One of the limitations of the studies demonstrating BM plasticity is the heterogeneity of BM cells transplanted. Crude or unfractionated BM contains at least two populations of stem cells: hematopoietic stem cells (HSC) and mesenchymal stromal cells (Bianco et al., 2001). Crude BM may also contain endothelial stem cells (angioblasts) or even neural and other progenitor cells. Most studies to date showing differentiation of BM cells into microglia, neurons, or astrocytes have utilized crude, unfractionated BM cell transplantation. There is less known about the differentiation potential of purer populations such as clonal HSC. HSC differentiate into epithelial cells of the lung, GI tract, and skin and into hepatocytes (Krause et al., 2001). In another study that transplanted single HSC, there was little engraftment in noninjured organs, although a single Purkinje cell in the cerebellum was HSC derived (Wagers et al., 2002).

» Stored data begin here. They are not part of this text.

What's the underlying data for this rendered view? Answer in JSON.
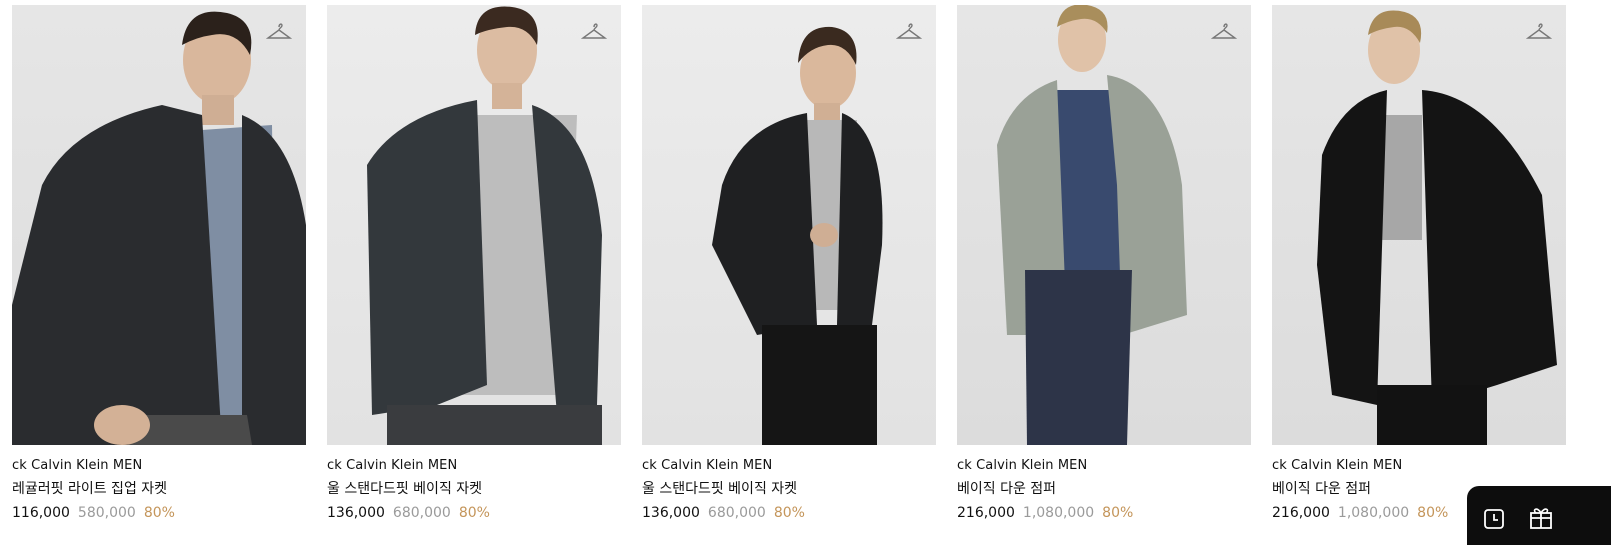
{
  "products": [
    {
      "brand": "ck Calvin Klein MEN",
      "name": "레귤러핏 라이트 집업 자켓",
      "price_sale": "116,000",
      "price_original": "580,000",
      "discount": "80%",
      "jacket_color": "#2a2c2f",
      "inner_color": "#7f8ea3",
      "pants_color": "#4a4a4a"
    },
    {
      "brand": "ck Calvin Klein MEN",
      "name": "울 스탠다드핏 베이직 자켓",
      "price_sale": "136,000",
      "price_original": "680,000",
      "discount": "80%",
      "jacket_color": "#33383c",
      "inner_color": "#bdbdbd",
      "pants_color": "#3a3c3f"
    },
    {
      "brand": "ck Calvin Klein MEN",
      "name": "울 스탠다드핏 베이직 자켓",
      "price_sale": "136,000",
      "price_original": "680,000",
      "discount": "80%",
      "jacket_color": "#1f2022",
      "inner_color": "#b8b8b8",
      "pants_color": "#151515"
    },
    {
      "brand": "ck Calvin Klein MEN",
      "name": "베이직 다운 점퍼",
      "price_sale": "216,000",
      "price_original": "1,080,000",
      "discount": "80%",
      "jacket_color": "#9aa197",
      "inner_color": "#394a6e",
      "pants_color": "#2d3448"
    },
    {
      "brand": "ck Calvin Klein MEN",
      "name": "베이직 다운 점퍼",
      "price_sale": "216,000",
      "price_original": "1,080,000",
      "discount": "80%",
      "jacket_color": "#141414",
      "inner_color": "#a7a7a7",
      "pants_color": "#121212"
    }
  ],
  "icons": {
    "wishlist": "hanger-icon",
    "recent": "clock-icon",
    "gift": "gift-icon"
  },
  "colors": {
    "discount": "#c4955a",
    "original_price": "#9a9a9a",
    "floating_bar": "#0d0d0d"
  }
}
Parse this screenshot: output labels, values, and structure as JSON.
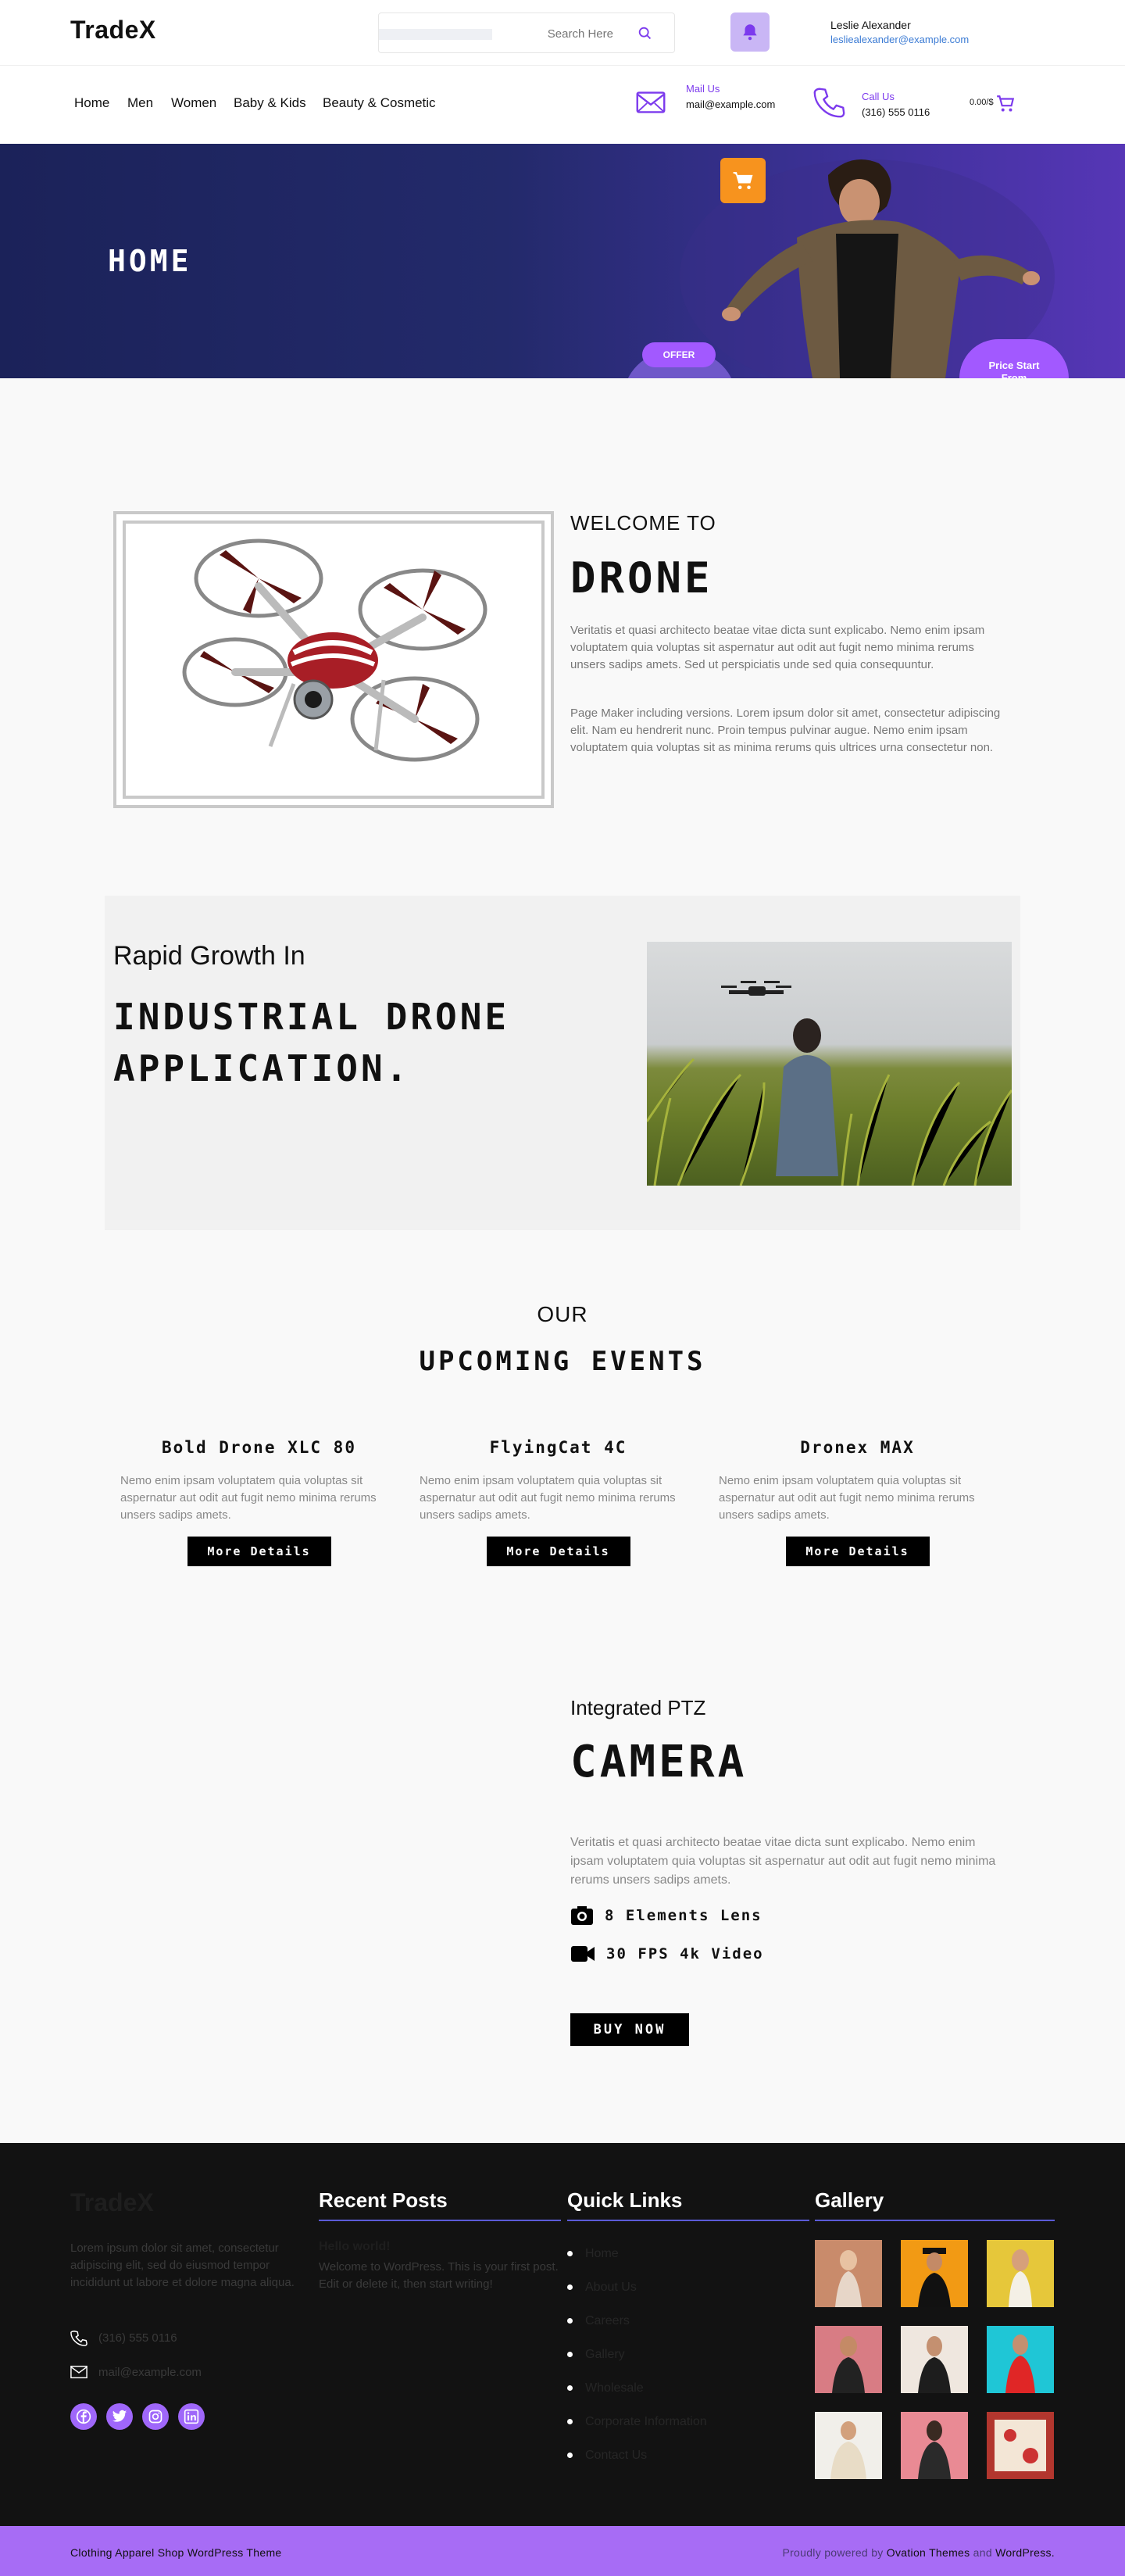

To establish unequivocally the transdifferentiation capability of a hematopoietic cell to a nonhematopoietic cell (endothelial cells, neurons, and glial cells), it is imperative to demonstrate that a single cell or clone of that single cell (clonal analysis) differentiates into cells comprising vessels or other cells in the brain. We demonstrate that parenchymal microglial cells and perivascular cells are derived from the HSC. After temporary middle cerebral artery (MCA) occlusion, there is dramatic increase in these cell types.